Paul Claudel(1868-1955) Connaissance de l'Est(1907) |
Paul ClaudelConnaissance de l'Est, 1907 ![]()
Ces lingots de carton sont la monnaie des morts. Dans un papier mince on a découpé des personnes, des maisons, des animaux. « Patrons » de la vie, le défunt se fait suivre de ces légers simulacres, et, brûlés, ils l’accompagnent où il va. La flûte guide les âmes, le coup du gong les rassemble comme des abeilles. Dans les noires ténèbres, l’éclat de la flamme les apaise et les rassasie.

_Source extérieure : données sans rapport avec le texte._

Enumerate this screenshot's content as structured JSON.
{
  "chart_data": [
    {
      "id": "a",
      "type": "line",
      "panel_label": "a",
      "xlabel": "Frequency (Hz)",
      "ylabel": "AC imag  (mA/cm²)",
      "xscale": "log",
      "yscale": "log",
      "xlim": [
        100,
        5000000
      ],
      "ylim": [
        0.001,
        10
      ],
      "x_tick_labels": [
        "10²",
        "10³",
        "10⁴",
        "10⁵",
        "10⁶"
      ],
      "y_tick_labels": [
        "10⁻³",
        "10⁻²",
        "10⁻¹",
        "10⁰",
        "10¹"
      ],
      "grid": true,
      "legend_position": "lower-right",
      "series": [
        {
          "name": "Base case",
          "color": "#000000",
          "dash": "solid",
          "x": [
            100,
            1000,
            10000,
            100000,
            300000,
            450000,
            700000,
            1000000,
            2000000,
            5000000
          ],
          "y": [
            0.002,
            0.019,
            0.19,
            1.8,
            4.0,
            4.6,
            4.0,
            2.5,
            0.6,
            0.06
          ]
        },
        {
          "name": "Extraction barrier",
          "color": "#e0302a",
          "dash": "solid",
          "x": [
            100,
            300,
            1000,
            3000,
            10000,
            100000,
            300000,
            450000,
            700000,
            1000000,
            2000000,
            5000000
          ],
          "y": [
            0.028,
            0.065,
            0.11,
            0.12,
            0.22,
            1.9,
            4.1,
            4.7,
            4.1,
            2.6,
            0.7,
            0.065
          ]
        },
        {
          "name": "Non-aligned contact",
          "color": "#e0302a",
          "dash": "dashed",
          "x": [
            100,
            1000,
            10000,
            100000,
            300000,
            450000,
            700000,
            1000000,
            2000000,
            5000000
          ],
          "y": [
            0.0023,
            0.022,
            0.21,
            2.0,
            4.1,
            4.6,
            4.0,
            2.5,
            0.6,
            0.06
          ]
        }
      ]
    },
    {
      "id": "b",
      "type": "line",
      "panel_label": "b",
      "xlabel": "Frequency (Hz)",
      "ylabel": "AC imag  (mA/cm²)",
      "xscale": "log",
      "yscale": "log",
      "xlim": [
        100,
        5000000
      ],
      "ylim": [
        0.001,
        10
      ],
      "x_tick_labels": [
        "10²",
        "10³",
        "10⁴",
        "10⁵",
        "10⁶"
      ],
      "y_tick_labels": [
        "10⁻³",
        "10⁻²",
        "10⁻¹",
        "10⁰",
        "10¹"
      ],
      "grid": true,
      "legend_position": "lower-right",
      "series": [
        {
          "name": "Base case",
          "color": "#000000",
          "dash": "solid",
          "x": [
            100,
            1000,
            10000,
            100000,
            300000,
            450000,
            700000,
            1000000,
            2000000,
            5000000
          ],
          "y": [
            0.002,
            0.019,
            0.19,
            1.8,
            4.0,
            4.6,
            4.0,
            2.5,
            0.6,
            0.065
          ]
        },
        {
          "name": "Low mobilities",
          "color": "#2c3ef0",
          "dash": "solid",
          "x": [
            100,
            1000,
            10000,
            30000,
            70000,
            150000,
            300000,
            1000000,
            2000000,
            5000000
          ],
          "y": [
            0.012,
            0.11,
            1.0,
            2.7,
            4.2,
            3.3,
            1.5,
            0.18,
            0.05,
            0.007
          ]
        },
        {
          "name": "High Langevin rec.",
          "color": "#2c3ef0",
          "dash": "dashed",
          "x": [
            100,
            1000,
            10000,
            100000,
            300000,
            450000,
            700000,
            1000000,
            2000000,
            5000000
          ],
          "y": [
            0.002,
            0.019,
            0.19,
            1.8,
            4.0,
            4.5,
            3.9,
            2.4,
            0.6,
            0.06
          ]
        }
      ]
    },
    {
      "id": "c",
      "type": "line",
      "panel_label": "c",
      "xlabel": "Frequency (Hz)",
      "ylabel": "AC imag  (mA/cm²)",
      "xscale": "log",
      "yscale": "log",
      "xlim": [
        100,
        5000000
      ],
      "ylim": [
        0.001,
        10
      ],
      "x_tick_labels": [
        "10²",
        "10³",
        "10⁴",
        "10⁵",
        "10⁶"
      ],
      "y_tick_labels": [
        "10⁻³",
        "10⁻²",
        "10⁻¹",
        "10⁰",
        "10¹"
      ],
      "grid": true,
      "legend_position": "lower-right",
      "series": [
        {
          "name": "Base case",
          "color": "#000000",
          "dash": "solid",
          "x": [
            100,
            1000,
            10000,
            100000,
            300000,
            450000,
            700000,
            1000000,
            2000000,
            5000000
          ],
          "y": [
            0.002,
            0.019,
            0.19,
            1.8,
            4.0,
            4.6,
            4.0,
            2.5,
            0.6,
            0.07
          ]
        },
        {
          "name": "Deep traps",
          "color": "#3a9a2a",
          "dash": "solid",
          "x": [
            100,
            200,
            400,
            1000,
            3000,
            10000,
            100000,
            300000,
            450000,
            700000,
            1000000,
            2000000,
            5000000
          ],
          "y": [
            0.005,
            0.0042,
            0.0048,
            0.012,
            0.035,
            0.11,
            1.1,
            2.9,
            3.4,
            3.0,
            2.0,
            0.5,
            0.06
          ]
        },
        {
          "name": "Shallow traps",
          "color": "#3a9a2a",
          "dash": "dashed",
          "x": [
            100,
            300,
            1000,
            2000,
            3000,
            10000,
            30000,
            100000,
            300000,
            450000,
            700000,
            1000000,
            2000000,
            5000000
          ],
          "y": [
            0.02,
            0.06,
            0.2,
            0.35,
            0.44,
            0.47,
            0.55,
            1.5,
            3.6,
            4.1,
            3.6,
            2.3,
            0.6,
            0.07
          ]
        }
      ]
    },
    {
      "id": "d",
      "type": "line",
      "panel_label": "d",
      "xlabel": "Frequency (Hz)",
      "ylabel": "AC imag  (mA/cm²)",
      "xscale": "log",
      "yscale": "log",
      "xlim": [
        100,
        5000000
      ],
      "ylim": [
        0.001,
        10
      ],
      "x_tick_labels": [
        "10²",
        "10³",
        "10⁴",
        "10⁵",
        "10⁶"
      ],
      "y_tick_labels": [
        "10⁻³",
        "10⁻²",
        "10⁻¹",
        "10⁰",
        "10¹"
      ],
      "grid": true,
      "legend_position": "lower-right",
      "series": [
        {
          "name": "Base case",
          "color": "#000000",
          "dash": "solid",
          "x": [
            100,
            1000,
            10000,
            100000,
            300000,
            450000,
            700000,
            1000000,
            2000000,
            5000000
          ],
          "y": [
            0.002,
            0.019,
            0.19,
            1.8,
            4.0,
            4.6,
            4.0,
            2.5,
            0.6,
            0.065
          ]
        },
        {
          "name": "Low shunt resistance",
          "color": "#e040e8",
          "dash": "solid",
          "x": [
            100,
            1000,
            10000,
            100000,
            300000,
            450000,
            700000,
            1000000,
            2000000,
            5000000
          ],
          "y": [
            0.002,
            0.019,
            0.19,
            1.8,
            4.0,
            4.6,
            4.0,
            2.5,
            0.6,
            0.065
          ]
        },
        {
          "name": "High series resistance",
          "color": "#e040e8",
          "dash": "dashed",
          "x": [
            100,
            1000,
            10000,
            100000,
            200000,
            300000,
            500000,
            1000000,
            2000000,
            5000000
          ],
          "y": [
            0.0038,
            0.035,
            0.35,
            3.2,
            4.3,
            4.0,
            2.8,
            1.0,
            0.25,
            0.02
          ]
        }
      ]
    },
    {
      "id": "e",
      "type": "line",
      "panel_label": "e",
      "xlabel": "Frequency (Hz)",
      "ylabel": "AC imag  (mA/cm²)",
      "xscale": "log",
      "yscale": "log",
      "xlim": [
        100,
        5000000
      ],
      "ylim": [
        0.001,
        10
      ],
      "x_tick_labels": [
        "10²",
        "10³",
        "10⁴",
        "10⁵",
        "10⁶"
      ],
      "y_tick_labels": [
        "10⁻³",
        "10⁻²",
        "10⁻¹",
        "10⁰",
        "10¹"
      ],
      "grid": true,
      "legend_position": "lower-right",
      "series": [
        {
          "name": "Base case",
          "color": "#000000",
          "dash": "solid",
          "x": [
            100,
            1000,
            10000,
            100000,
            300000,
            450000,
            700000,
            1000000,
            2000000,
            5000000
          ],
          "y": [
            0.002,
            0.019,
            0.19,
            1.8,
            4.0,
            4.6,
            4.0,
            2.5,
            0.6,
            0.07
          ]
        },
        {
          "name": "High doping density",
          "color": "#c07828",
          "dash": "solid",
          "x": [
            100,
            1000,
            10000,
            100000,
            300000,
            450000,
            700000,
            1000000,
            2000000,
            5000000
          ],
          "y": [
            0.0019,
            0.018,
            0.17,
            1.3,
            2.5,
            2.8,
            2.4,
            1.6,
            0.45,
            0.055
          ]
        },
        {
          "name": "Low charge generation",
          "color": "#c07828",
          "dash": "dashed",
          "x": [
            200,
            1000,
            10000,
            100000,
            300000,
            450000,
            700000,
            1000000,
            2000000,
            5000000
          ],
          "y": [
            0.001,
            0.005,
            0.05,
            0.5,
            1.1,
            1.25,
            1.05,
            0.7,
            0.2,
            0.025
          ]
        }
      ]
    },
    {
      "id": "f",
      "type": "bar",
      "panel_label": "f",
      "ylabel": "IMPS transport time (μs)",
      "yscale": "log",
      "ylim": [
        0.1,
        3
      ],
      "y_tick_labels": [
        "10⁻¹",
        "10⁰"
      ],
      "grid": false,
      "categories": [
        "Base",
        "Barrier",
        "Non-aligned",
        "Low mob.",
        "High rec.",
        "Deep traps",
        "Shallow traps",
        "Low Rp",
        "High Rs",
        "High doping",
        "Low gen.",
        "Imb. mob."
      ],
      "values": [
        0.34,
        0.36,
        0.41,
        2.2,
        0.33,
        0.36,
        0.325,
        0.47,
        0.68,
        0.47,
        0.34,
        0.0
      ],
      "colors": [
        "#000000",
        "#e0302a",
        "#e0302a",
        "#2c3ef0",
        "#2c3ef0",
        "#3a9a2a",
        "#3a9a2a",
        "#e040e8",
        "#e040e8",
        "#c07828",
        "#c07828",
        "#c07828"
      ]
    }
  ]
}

Le long de la berge, les barques toutes prêtes attendent que la nuit soit venue. Au bout d’une perche est fixé un oripeau écarlate, et, soit qu’attaché au ciel couleur de feuille, le fleuve par ce tournant ait l’air d’en dériver les eaux, soit que, sous les nues accumulées, il roule obscurément sa masse pullulante, à la proue le brûlot flamboyant, au mât le feston ballotté des lanternes rehausse d’une touche ardente l’air éteint, comme dans une chambre spacieuse une chandelle que l’on tient au poing éclaire le vide solennel de la nuit. Cependant, le signal est donné ; les flûtes éclatent, le gong tonne, les pétards pètent, les trois bateliers s’attellent à la longue godille. La barque part et vire, laissant dans le mouvement de son sillage une file de feux : quelqu’un sème de petites lampes. Lueurs précaires, sur la vaste coulée des eaux opaques, cela clignote un instant et périt. Un bras saisissant le lambeau d’or, la botte de feu qui fond et flamboie dans la fumée, en touche le tombeau des eaux : l’éclat illusoire de la lumière, tels que des poissons, fascine les froids noyés. D’autres barques illuminées vont et viennent ; on entend au loin des détonations, et sur les bateaux de guerre deux clairons, s’enlevant l’un à l’autre la parole, sonnent ensemble l’extinction des feux.
L’étranger attardé qui, du banc où il demeure, considère la vaste nuit ouverte devant lui comme un atlas, entendra revenir la barque religieuse. Les falots se sont éteints, l’aigre hautbois s’est tu, mais sur un battement précipité de baguettes, étoffé d’un continu roulement de tambour, le métal funèbre continue son tumulte et sa danse. Qui est-ce qui tape ? Cela éclate et tombe, finit, repart, et tantôt c’est un vacarme comme si des mains impatientes battaient la lame suspendue entre deux mondes, et tantôt avec solennité sous des coups espacés elle répercute à pleine voix le heurt. Le bateau se rapproche, il longe la rive et la flotte des barques amarrées, et, s’engagent dans l’ombre épaisse des pontons à opium, le voici à mes pieds. Je ne vois rien, mais l’orchestre funèbre, qui d’un long intervalle, à la mode de chiens qui hurlent, s’était tu, fait de nouveau explosion dans les ténèbres.
Ce sont les fêtes du septième mois, où la Terre entre dans son repos. Sur la route, les traîneurs de petites voitures ont fiché en terre, entre leurs pieds, des bâtons d’encens et de petits bouts de chandelles rouges. Il faut rentrer : demain je viendrai m’asseoir à la même place. Tout s’est tu, et tel qu’un mort sans yeux au fond de l’infini des ondes, encore, j’entends le ton du sistre sépulcral, la clameur du tambour de fer dans l’ombre compacte heurté d’un coup terrible.